Núm. 76 Granada Incendiaria Especial

Núm. 76 Granada Incendiaria Especial también comúnmente conocida como la bomba de A.W. o Granada del SORBO (Mí Fósforo que se Enciende) era una granada incendiaria basada en el fósforo blanco usado durante la Segunda Guerra Mundial.

El 29 de julio de 1940, fabricantes que Albright & Wilson de Oldbury demostró a Royal Air Force cómo su fósforo blanco podría ser usado para encender bombas incendiarias. La demostración implicó lanzar botellas de cristal que contienen una mezcla de gasolina y fósforo en piezas de madera y en una choza. En la rotura, el fósforo se expuso al aire y espontáneamente se encendió; la gasolina también quemó causar un fuego feroz. A causa de preocupaciones de seguridad, el RAF no se interesó en el fósforo blanco como una fuente de ignición, pero la idea de una bomba de gasolina que se autoenciende cogió.

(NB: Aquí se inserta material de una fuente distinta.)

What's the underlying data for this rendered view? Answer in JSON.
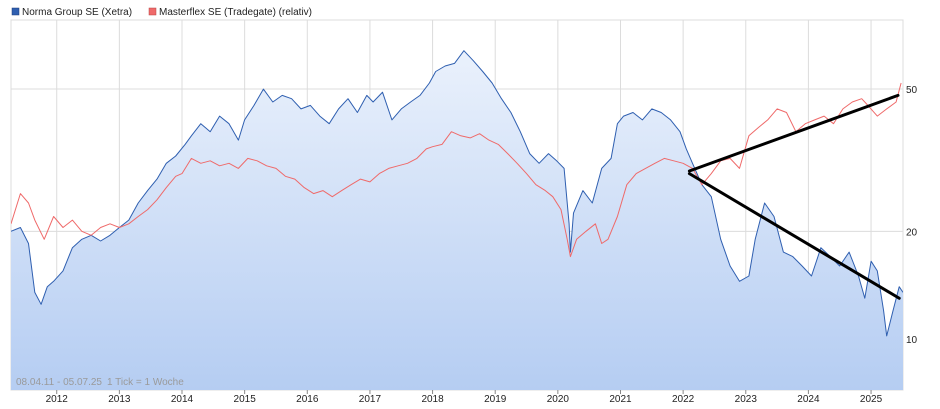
{
  "colors": {
    "norma_line": "#2f5fb0",
    "norma_fill_top": "#eaf1fc",
    "norma_fill_bottom": "#b5cdf2",
    "masterflex_line": "#ef6a6a",
    "trend_line": "#000000",
    "grid": "#dcdcdc"
  },
  "range_label": "08.04.11 - 05.07.25",
  "tick_note": "1 Tick = 1 Woche",
  "chart_data": {
    "type": "line",
    "y_scale": "log",
    "ylim": [
      7.2,
      78
    ],
    "xlim": [
      2011.27,
      2025.51
    ],
    "grid": true,
    "legend_position": "top-left",
    "x_ticks": [
      {
        "label": "2012",
        "value": 2012.0
      },
      {
        "label": "2013",
        "value": 2013.0
      },
      {
        "label": "2014",
        "value": 2014.0
      },
      {
        "label": "2015",
        "value": 2015.0
      },
      {
        "label": "2016",
        "value": 2016.0
      },
      {
        "label": "2017",
        "value": 2017.0
      },
      {
        "label": "2018",
        "value": 2018.0
      },
      {
        "label": "2019",
        "value": 2019.0
      },
      {
        "label": "2020",
        "value": 2020.0
      },
      {
        "label": "2021",
        "value": 2021.0
      },
      {
        "label": "2022",
        "value": 2022.0
      },
      {
        "label": "2023",
        "value": 2023.0
      },
      {
        "label": "2024",
        "value": 2024.0
      },
      {
        "label": "2025",
        "value": 2025.0
      }
    ],
    "y_ticks": [
      {
        "label": "10",
        "value": 10
      },
      {
        "label": "20",
        "value": 20
      },
      {
        "label": "50",
        "value": 50
      }
    ],
    "series": [
      {
        "name": "Norma Group SE (Xetra)",
        "color": "#2f5fb0",
        "area": true,
        "x": [
          2011.27,
          2011.42,
          2011.55,
          2011.65,
          2011.75,
          2011.85,
          2011.95,
          2012.1,
          2012.25,
          2012.4,
          2012.55,
          2012.7,
          2012.85,
          2013.0,
          2013.15,
          2013.3,
          2013.45,
          2013.6,
          2013.75,
          2013.9,
          2014.05,
          2014.15,
          2014.3,
          2014.45,
          2014.6,
          2014.75,
          2014.9,
          2015.0,
          2015.15,
          2015.3,
          2015.45,
          2015.6,
          2015.75,
          2015.9,
          2016.05,
          2016.2,
          2016.35,
          2016.5,
          2016.65,
          2016.8,
          2016.95,
          2017.05,
          2017.2,
          2017.35,
          2017.5,
          2017.65,
          2017.8,
          2017.95,
          2018.05,
          2018.2,
          2018.35,
          2018.5,
          2018.65,
          2018.8,
          2018.95,
          2019.1,
          2019.25,
          2019.4,
          2019.55,
          2019.7,
          2019.85,
          2019.98,
          2020.1,
          2020.18,
          2020.2,
          2020.25,
          2020.4,
          2020.55,
          2020.7,
          2020.85,
          2020.95,
          2021.05,
          2021.2,
          2021.35,
          2021.5,
          2021.65,
          2021.8,
          2021.95,
          2022.05,
          2022.15,
          2022.3,
          2022.45,
          2022.6,
          2022.75,
          2022.9,
          2023.05,
          2023.15,
          2023.3,
          2023.45,
          2023.6,
          2023.75,
          2023.9,
          2024.05,
          2024.2,
          2024.35,
          2024.5,
          2024.65,
          2024.8,
          2024.9,
          2025.0,
          2025.1,
          2025.2,
          2025.25,
          2025.35,
          2025.45,
          2025.51
        ],
        "values": [
          20.0,
          20.5,
          18.5,
          13.5,
          12.5,
          14.0,
          14.5,
          15.5,
          18.0,
          19.0,
          19.5,
          18.8,
          19.5,
          20.5,
          21.5,
          24.0,
          26.0,
          28.0,
          31.0,
          32.5,
          35.0,
          37.0,
          40.0,
          38.0,
          42.0,
          40.0,
          36.0,
          41.0,
          45.0,
          50.0,
          46.0,
          48.0,
          47.0,
          44.0,
          45.0,
          42.0,
          40.0,
          44.0,
          47.0,
          43.0,
          48.0,
          46.0,
          49.0,
          41.0,
          44.0,
          46.0,
          48.0,
          52.0,
          56.0,
          58.0,
          59.0,
          64.0,
          60.0,
          56.0,
          52.0,
          47.0,
          43.0,
          38.0,
          33.0,
          31.0,
          33.0,
          31.5,
          30.0,
          21.0,
          17.5,
          22.5,
          26.0,
          24.0,
          30.0,
          32.0,
          40.0,
          42.0,
          43.0,
          41.0,
          44.0,
          43.0,
          41.0,
          38.0,
          34.0,
          31.0,
          27.0,
          25.0,
          19.0,
          16.0,
          14.5,
          15.0,
          19.0,
          24.0,
          22.0,
          17.5,
          17.0,
          16.0,
          15.0,
          18.0,
          17.0,
          16.0,
          17.5,
          15.0,
          13.0,
          16.5,
          15.5,
          12.0,
          10.2,
          12.0,
          14.0,
          13.5
        ]
      },
      {
        "name": "Masterflex SE (Tradegate) (relativ)",
        "color": "#ef6a6a",
        "area": false,
        "x": [
          2011.27,
          2011.42,
          2011.55,
          2011.65,
          2011.8,
          2011.95,
          2012.1,
          2012.25,
          2012.4,
          2012.55,
          2012.7,
          2012.85,
          2013.0,
          2013.15,
          2013.3,
          2013.45,
          2013.6,
          2013.75,
          2013.9,
          2014.0,
          2014.15,
          2014.3,
          2014.45,
          2014.6,
          2014.75,
          2014.9,
          2015.05,
          2015.2,
          2015.35,
          2015.5,
          2015.65,
          2015.8,
          2015.95,
          2016.1,
          2016.25,
          2016.4,
          2016.55,
          2016.7,
          2016.85,
          2017.0,
          2017.15,
          2017.3,
          2017.45,
          2017.6,
          2017.75,
          2017.9,
          2018.0,
          2018.15,
          2018.3,
          2018.45,
          2018.6,
          2018.75,
          2018.9,
          2019.05,
          2019.2,
          2019.35,
          2019.5,
          2019.65,
          2019.8,
          2019.92,
          2020.05,
          2020.15,
          2020.2,
          2020.3,
          2020.45,
          2020.6,
          2020.7,
          2020.8,
          2020.95,
          2021.1,
          2021.25,
          2021.4,
          2021.55,
          2021.7,
          2021.85,
          2022.0,
          2022.15,
          2022.3,
          2022.45,
          2022.6,
          2022.75,
          2022.9,
          2023.05,
          2023.2,
          2023.35,
          2023.5,
          2023.65,
          2023.8,
          2023.95,
          2024.1,
          2024.25,
          2024.4,
          2024.55,
          2024.7,
          2024.85,
          2024.95,
          2025.1,
          2025.25,
          2025.4,
          2025.48
        ],
        "values": [
          21.0,
          25.5,
          24.0,
          21.5,
          19.0,
          22.0,
          20.5,
          21.5,
          20.0,
          19.5,
          20.5,
          21.0,
          20.5,
          21.0,
          22.0,
          23.0,
          24.5,
          26.5,
          28.5,
          29.0,
          32.0,
          31.0,
          31.5,
          30.5,
          31.0,
          30.0,
          32.0,
          31.5,
          30.5,
          30.0,
          28.5,
          28.0,
          26.5,
          25.5,
          26.0,
          25.0,
          26.0,
          27.0,
          28.0,
          27.5,
          29.0,
          30.0,
          30.5,
          31.0,
          32.0,
          34.0,
          34.5,
          35.0,
          38.0,
          37.0,
          36.5,
          37.5,
          36.0,
          35.0,
          33.0,
          31.0,
          29.0,
          27.0,
          26.0,
          25.0,
          23.0,
          19.0,
          17.0,
          19.0,
          20.0,
          21.0,
          18.5,
          19.0,
          22.0,
          27.0,
          29.0,
          30.0,
          31.0,
          32.0,
          31.5,
          31.0,
          30.0,
          27.0,
          29.0,
          31.5,
          32.0,
          30.0,
          37.0,
          39.0,
          41.0,
          44.0,
          43.0,
          38.0,
          40.0,
          41.0,
          42.0,
          40.0,
          44.0,
          46.0,
          47.0,
          45.0,
          42.0,
          44.0,
          46.0,
          52.0
        ]
      }
    ],
    "trendlines": [
      {
        "x": [
          2022.1,
          2025.43
        ],
        "values": [
          29.5,
          48.0
        ]
      },
      {
        "x": [
          2022.1,
          2025.45
        ],
        "values": [
          29.0,
          13.0
        ]
      }
    ]
  }
}
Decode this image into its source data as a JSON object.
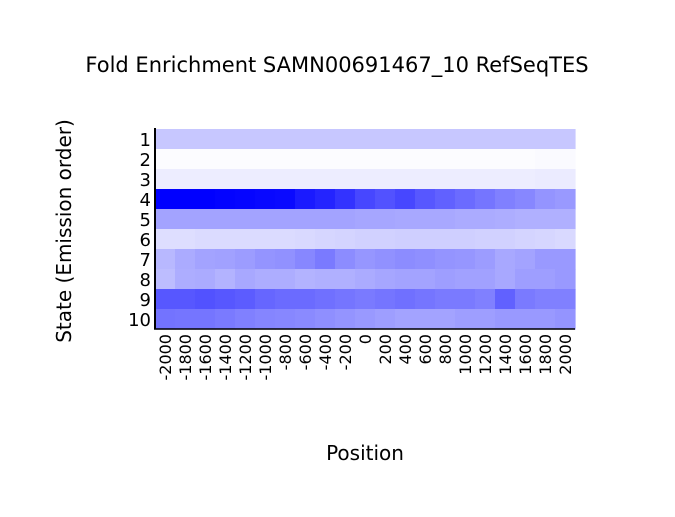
{
  "chart_data": {
    "type": "heatmap",
    "title": "Fold Enrichment SAMN00691467_10 RefSeqTES",
    "xlabel": "Position",
    "ylabel": "State (Emission order)",
    "x_tick_labels": [
      "-2000",
      "-1800",
      "-1600",
      "-1400",
      "-1200",
      "-1000",
      "-800",
      "-600",
      "-400",
      "-200",
      "0",
      "200",
      "400",
      "600",
      "800",
      "1000",
      "1200",
      "1400",
      "1600",
      "1800",
      "2000"
    ],
    "y_tick_labels": [
      "1",
      "2",
      "3",
      "4",
      "5",
      "6",
      "7",
      "8",
      "9",
      "10"
    ],
    "color_scale": {
      "low": "#ffffff",
      "high": "#0000ff"
    },
    "values": [
      [
        0.22,
        0.22,
        0.22,
        0.22,
        0.22,
        0.22,
        0.22,
        0.22,
        0.22,
        0.22,
        0.22,
        0.22,
        0.22,
        0.22,
        0.22,
        0.22,
        0.22,
        0.22,
        0.22,
        0.22,
        0.22
      ],
      [
        0.01,
        0.01,
        0.01,
        0.01,
        0.01,
        0.01,
        0.01,
        0.01,
        0.01,
        0.01,
        0.01,
        0.01,
        0.01,
        0.01,
        0.01,
        0.01,
        0.01,
        0.01,
        0.01,
        0.02,
        0.02
      ],
      [
        0.07,
        0.07,
        0.07,
        0.07,
        0.07,
        0.07,
        0.07,
        0.07,
        0.07,
        0.07,
        0.07,
        0.07,
        0.07,
        0.07,
        0.07,
        0.07,
        0.07,
        0.07,
        0.07,
        0.08,
        0.08
      ],
      [
        1.0,
        1.0,
        1.0,
        0.99,
        0.98,
        0.97,
        0.96,
        0.9,
        0.86,
        0.8,
        0.72,
        0.68,
        0.72,
        0.66,
        0.62,
        0.58,
        0.54,
        0.5,
        0.47,
        0.42,
        0.4
      ],
      [
        0.36,
        0.36,
        0.36,
        0.36,
        0.36,
        0.36,
        0.36,
        0.36,
        0.36,
        0.36,
        0.35,
        0.35,
        0.34,
        0.34,
        0.34,
        0.33,
        0.33,
        0.32,
        0.31,
        0.31,
        0.31
      ],
      [
        0.13,
        0.13,
        0.14,
        0.14,
        0.14,
        0.14,
        0.14,
        0.15,
        0.16,
        0.17,
        0.18,
        0.18,
        0.19,
        0.19,
        0.19,
        0.19,
        0.18,
        0.18,
        0.17,
        0.16,
        0.15
      ],
      [
        0.28,
        0.33,
        0.36,
        0.37,
        0.39,
        0.42,
        0.43,
        0.47,
        0.52,
        0.45,
        0.41,
        0.43,
        0.45,
        0.44,
        0.42,
        0.41,
        0.39,
        0.34,
        0.36,
        0.4,
        0.4
      ],
      [
        0.26,
        0.32,
        0.33,
        0.3,
        0.34,
        0.32,
        0.32,
        0.3,
        0.31,
        0.31,
        0.33,
        0.35,
        0.36,
        0.36,
        0.38,
        0.37,
        0.37,
        0.34,
        0.38,
        0.38,
        0.4
      ],
      [
        0.66,
        0.66,
        0.68,
        0.66,
        0.64,
        0.6,
        0.58,
        0.58,
        0.56,
        0.54,
        0.52,
        0.54,
        0.56,
        0.54,
        0.52,
        0.52,
        0.5,
        0.62,
        0.52,
        0.5,
        0.5
      ],
      [
        0.55,
        0.54,
        0.54,
        0.52,
        0.5,
        0.48,
        0.47,
        0.46,
        0.44,
        0.42,
        0.4,
        0.38,
        0.36,
        0.36,
        0.36,
        0.38,
        0.38,
        0.4,
        0.4,
        0.4,
        0.42
      ]
    ]
  }
}
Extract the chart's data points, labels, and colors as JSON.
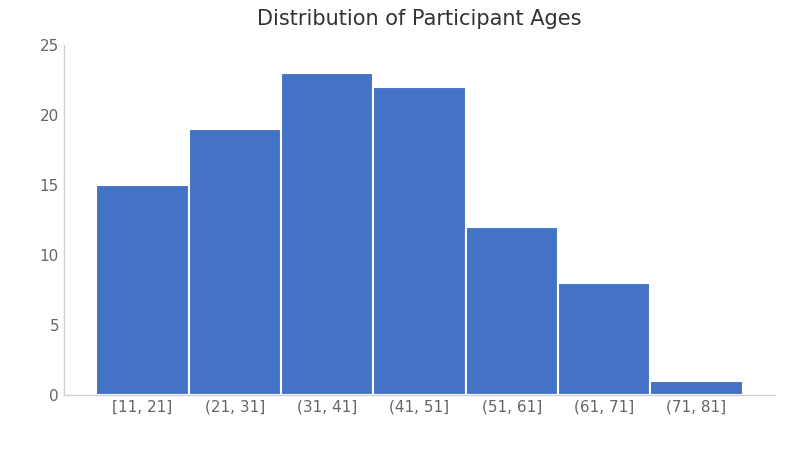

Al principio conocido como una bomba de A.W., oficialmente se llamó la Granada núm. 76, pero más comúnmente se conocía como el SORBO (Mí Fósforo que se Enciende) granada. La lista perfeccionada de ingredientes era el fósforo amarillo, el benceno, el agua y dos pulgadas despojan del caucho crudo; todos en una botella de la media pinta sellados con un freno de la corona. Con el tiempo, el caucho disolvería despacio la fabricación de los contenido ligeramente pegajosos y la mezcla se separaría en dos capas – esto era intencional y la granada no se debería sacudir para mezclar las capas ya que esto sólo retrasaría la ignición. Cuando lanzado contra una superficie difícil, el cristal se rompería y los contenido encenderían al instante vapores del ahogamiento de liberación de fósforo pentoxide y dióxido de azufre así como producción de mucho calor.

Las instrucciones estrictas se publicaron para almacenar las granadas sin peligro, preferentemente bajo el agua y seguramente nunca en una casa. Principalmente publicado a la Guardia de Casa como un arma antitanque, se produjo en números enormes; hacia el agosto de 1941 bien más de 6,000,000 se habían fabricado.

La granada se podría o lanzar a mano o dispararse del proyector de Northover, un mortero simple; un contenedor más fuerte fue necesario para éste y los dos tipos se cifraron por el color. Como cualquier rotura del matraz sería peligrosa, el almacenaje bajo el agua se recomendó.

Había muchos que eran escépticos de la eficacia de Cócteles Molotov y granadas del SORBO contra los tanques alemanes más modernos. El diseñador del arma Stuart Macrae atestiguó un juicio de la granada del SORBO en Farnborough: "Había alguna preocupación que, si los conductores del tanque no se pudieran detener bastante rápidamente y saltar, probablemente se chisporrotearían a la muerte, pero después de mirar las botellas dijeron que serían contentos de arriesgarse." Los controladores se probaron correctos, los juicios de tanques británicos modernos confirmaron que las granadas Molotov y las granadas del SORBO causaron a los inquilinos de los tanques "ninguna molestia independientemente de"

La Guardia de Casa escondió escondites de estas granadas durante la guerra para el uso en caso de una invasión. No todas las posiciones oficialmente se registraron y algunos escondites se perdieron. De vez en cuando, los escondites son descubiertos por constructores que cavan fundaciones. En todos los casos, las granadas todavía se encuentran ser peligrosas y típicamente se destruyen vía una explosión controlada.